Real world application of mathematics and science are consistent with national STEM reform efforts. Such skills also are consistent with better informed citizens who are often asked to participate in critical infrastructure efforts.
One current example involves the chronic flooding in Hoboken, NJ. Some will recall, Hoboken was severely impacted by Superstorm Sandy and still floods often and regularly.
The city has implemented a number of efforts over the year (water gardens for example). One effort is the notion of a resiliency park where rainwater would be retained in large underground containers during heavy rain events. Will these efforts be effective? One way to look at this question is via mathematics and science rather than by public relation campaigns.
Here is how a middle to high school problem may be posed centering around a problem which attempts to mitigate flooding.
Question: A new park in a city will include underground infrastructure to withhold 400,000+ gallons of rain to reduce flooding. If the town is one square mile, how significant is this infrastructure in reducing the chance of flooding?

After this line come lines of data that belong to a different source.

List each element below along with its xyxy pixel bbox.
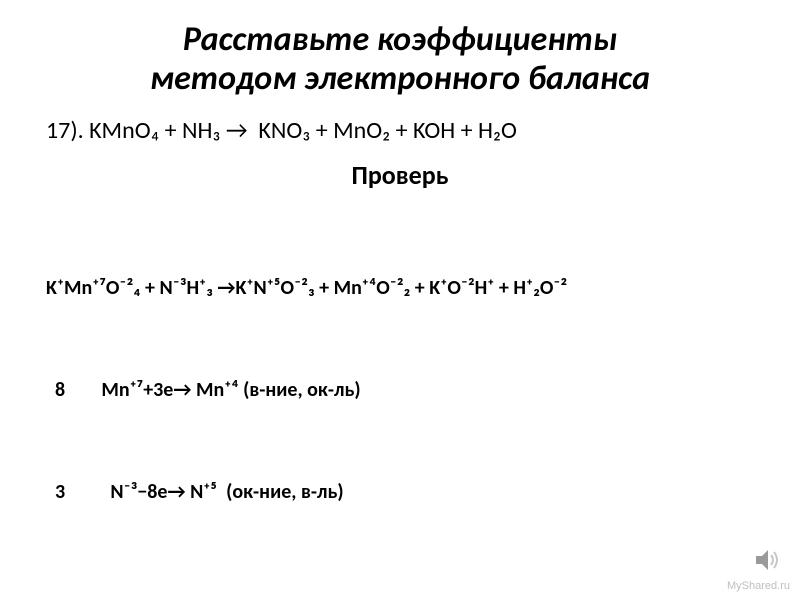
watermark: MyShared.ru bbox=[727, 580, 790, 592]
title-line-1: Расставьте коэффициенты bbox=[183, 19, 617, 60]
slide: Расставьте коэффициенты методом электрон… bbox=[0, 0, 800, 600]
solution-line-2: 8 Mn⁺⁷+3e→ Mn⁺⁴ (в-ние, ок-ль) bbox=[46, 373, 760, 407]
title-line-2: методом электронного баланса bbox=[150, 58, 650, 99]
solution-line-1: K⁺Mn⁺⁷O⁻²₄ + N⁻³H⁺₃ →K⁺N⁺⁵O⁻²₃ + Mn⁺⁴O⁻²… bbox=[46, 271, 760, 305]
solution-line-3: 3 N⁻³−8e→ N⁺⁵ (ок-ние, в-ль) bbox=[46, 475, 760, 509]
slide-title: Расставьте коэффициенты методом электрон… bbox=[40, 20, 760, 98]
check-heading: Проверь bbox=[40, 159, 760, 191]
problem-equation: 17). KMnO₄ + NH₃ → KNO₃ + MnO₂ + KOH + H… bbox=[46, 116, 760, 145]
solution-block: K⁺Mn⁺⁷O⁻²₄ + N⁻³H⁺₃ →K⁺N⁺⁵O⁻²₃ + Mn⁺⁴O⁻²… bbox=[46, 203, 760, 577]
speaker-icon bbox=[754, 546, 782, 574]
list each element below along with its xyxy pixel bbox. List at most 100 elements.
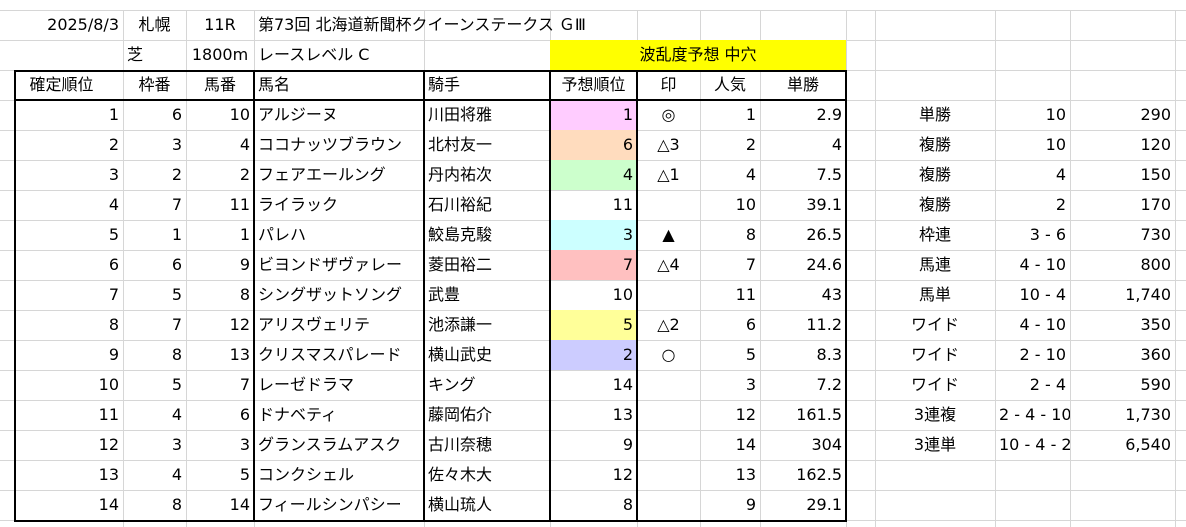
payout-amount[interactable]: 290 — [1140, 105, 1171, 124]
column-header[interactable]: 枠番 — [138, 75, 171, 94]
result-cell-jockey[interactable]: 佐々木大 — [428, 465, 493, 484]
payout-type[interactable]: 複勝 — [918, 165, 951, 184]
result-cell-pop[interactable]: 4 — [745, 165, 756, 184]
result-cell-uma[interactable]: 2 — [239, 165, 250, 184]
result-cell-pos[interactable]: 5 — [108, 225, 119, 244]
race-level[interactable]: レースレベル C — [258, 45, 370, 64]
result-cell-mark[interactable] — [637, 280, 700, 310]
payout-combination[interactable]: 4 - 10 — [1019, 255, 1066, 274]
result-cell-pred[interactable]: 14 — [612, 375, 633, 394]
result-cell-uma[interactable]: 13 — [229, 345, 250, 364]
result-cell-mark[interactable] — [637, 400, 700, 430]
payout-type[interactable]: ワイド — [910, 375, 959, 394]
result-cell-waku[interactable]: 5 — [171, 285, 182, 304]
payout-type[interactable]: 複勝 — [918, 135, 951, 154]
result-cell-pos[interactable]: 6 — [108, 255, 119, 274]
result-cell-pred[interactable]: 6 — [550, 130, 637, 160]
result-cell-pos[interactable]: 3 — [108, 165, 119, 184]
result-cell-pred[interactable]: 3 — [550, 220, 637, 250]
result-cell-pop[interactable]: 14 — [735, 435, 756, 454]
payout-combination[interactable]: 4 - 10 — [1019, 315, 1066, 334]
result-cell-mark[interactable] — [637, 190, 700, 220]
result-cell-pred[interactable]: 11 — [612, 195, 633, 214]
result-cell-jockey[interactable]: 藤岡佑介 — [428, 405, 493, 424]
payout-combination[interactable]: 2 - 4 - 10 — [999, 405, 1070, 424]
result-cell-odds[interactable]: 39.1 — [806, 195, 842, 214]
result-cell-mark[interactable]: △4 — [657, 255, 680, 274]
payout-amount[interactable]: 150 — [1140, 165, 1171, 184]
result-cell-odds[interactable]: 161.5 — [796, 405, 842, 424]
result-cell-pred[interactable]: 10 — [612, 285, 633, 304]
result-cell-name[interactable]: フェアエールング — [258, 165, 386, 184]
result-cell-name[interactable]: グランスラムアスク — [258, 435, 402, 454]
result-cell-jockey[interactable]: 横山琉人 — [428, 495, 493, 514]
payout-amount[interactable]: 170 — [1140, 195, 1171, 214]
result-cell-pos[interactable]: 14 — [98, 495, 119, 514]
payout-combination[interactable]: 10 — [1045, 135, 1066, 154]
result-cell-pred[interactable]: 2 — [550, 340, 637, 370]
payout-combination[interactable]: 10 - 4 - 2 — [999, 435, 1070, 454]
payout-type[interactable]: 単勝 — [918, 105, 951, 124]
result-cell-name[interactable]: パレハ — [258, 225, 307, 244]
payout-combination[interactable]: 2 - 10 — [1019, 345, 1066, 364]
result-cell-waku[interactable]: 7 — [171, 195, 182, 214]
result-cell-name[interactable]: アリスヴェリテ — [258, 315, 371, 334]
result-cell-mark[interactable]: △3 — [657, 135, 680, 154]
result-cell-pos[interactable]: 8 — [108, 315, 119, 334]
result-cell-pop[interactable]: 1 — [745, 105, 756, 124]
result-cell-mark[interactable]: ◎ — [661, 105, 676, 124]
result-cell-jockey[interactable]: キング — [428, 375, 476, 394]
result-cell-pop[interactable]: 10 — [735, 195, 756, 214]
result-cell-uma[interactable]: 6 — [239, 405, 250, 424]
result-cell-odds[interactable]: 11.2 — [806, 315, 842, 334]
result-cell-pos[interactable]: 1 — [108, 105, 119, 124]
result-cell-name[interactable]: コンクシェル — [258, 465, 355, 484]
result-cell-odds[interactable]: 304 — [811, 435, 842, 454]
result-cell-pop[interactable]: 3 — [745, 375, 756, 394]
column-header[interactable]: 予想順位 — [561, 75, 626, 94]
result-cell-odds[interactable]: 26.5 — [806, 225, 842, 244]
result-cell-name[interactable]: ライラック — [258, 195, 339, 214]
payout-amount[interactable]: 800 — [1140, 255, 1171, 274]
result-cell-uma[interactable]: 1 — [239, 225, 250, 244]
payout-type[interactable]: 馬単 — [918, 285, 951, 304]
result-cell-uma[interactable]: 12 — [229, 315, 250, 334]
result-cell-jockey[interactable]: 丹内祐次 — [428, 165, 493, 184]
result-cell-pop[interactable]: 11 — [735, 285, 756, 304]
result-cell-odds[interactable]: 4 — [831, 135, 842, 154]
result-cell-pos[interactable]: 13 — [98, 465, 119, 484]
result-cell-name[interactable]: アルジーヌ — [258, 105, 338, 124]
payout-type[interactable]: 枠連 — [918, 225, 951, 244]
result-cell-jockey[interactable]: 川田将雅 — [428, 105, 493, 124]
result-cell-mark[interactable] — [637, 430, 700, 460]
result-cell-uma[interactable]: 8 — [239, 285, 250, 304]
payout-combination[interactable]: 4 — [1055, 165, 1066, 184]
result-cell-uma[interactable]: 9 — [239, 255, 250, 274]
result-cell-jockey[interactable]: 北村友一 — [428, 135, 493, 154]
result-cell-odds[interactable]: 162.5 — [796, 465, 842, 484]
result-cell-pop[interactable]: 13 — [735, 465, 756, 484]
payout-amount[interactable]: 590 — [1140, 375, 1171, 394]
result-cell-uma[interactable]: 3 — [239, 435, 250, 454]
result-cell-mark[interactable]: ▲ — [662, 225, 675, 244]
result-cell-mark[interactable]: △2 — [657, 315, 680, 334]
column-header[interactable]: 単勝 — [786, 75, 819, 94]
result-cell-waku[interactable]: 4 — [171, 465, 182, 484]
result-cell-name[interactable]: クリスマスパレード — [258, 345, 402, 364]
result-cell-odds[interactable]: 24.6 — [806, 255, 842, 274]
result-cell-odds[interactable]: 43 — [821, 285, 842, 304]
result-cell-odds[interactable]: 7.5 — [816, 165, 842, 184]
result-cell-odds[interactable]: 29.1 — [806, 495, 842, 514]
payout-amount[interactable]: 350 — [1140, 315, 1171, 334]
result-cell-name[interactable]: フィールシンパシー — [258, 495, 402, 514]
race-date[interactable]: 2025/8/3 — [47, 15, 119, 34]
result-cell-pop[interactable]: 2 — [745, 135, 756, 154]
payout-combination[interactable]: 3 - 6 — [1029, 225, 1066, 244]
payout-combination[interactable]: 10 - 4 — [1019, 285, 1066, 304]
result-cell-pop[interactable]: 5 — [745, 345, 756, 364]
result-cell-waku[interactable]: 3 — [171, 435, 182, 454]
race-surface[interactable]: 芝 — [127, 45, 144, 64]
payout-amount[interactable]: 120 — [1140, 135, 1171, 154]
payout-amount[interactable]: 1,730 — [1125, 405, 1171, 424]
column-header[interactable]: 馬名 — [258, 75, 291, 94]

Note: The amount of rain considered to be capable of flooding is roughly in an hour can vary depending on the location and the type of precipitation. However, generally, rainfall rates of 1 inch (2.54 centimeters) or more per hour are considered heavy or intense, and may cause flash flooding and other hazards
Mathematical Calculation: A rainfall of 1 inch over square mile is equal to 17,400,000 gallons of water. A resiliency park capable of holding 400,000 gallons of water would represent 2.29% of the rainfall that falls during a 1 inch rainfall
Answer: Please assess the relative effectiveness of this resiliency park.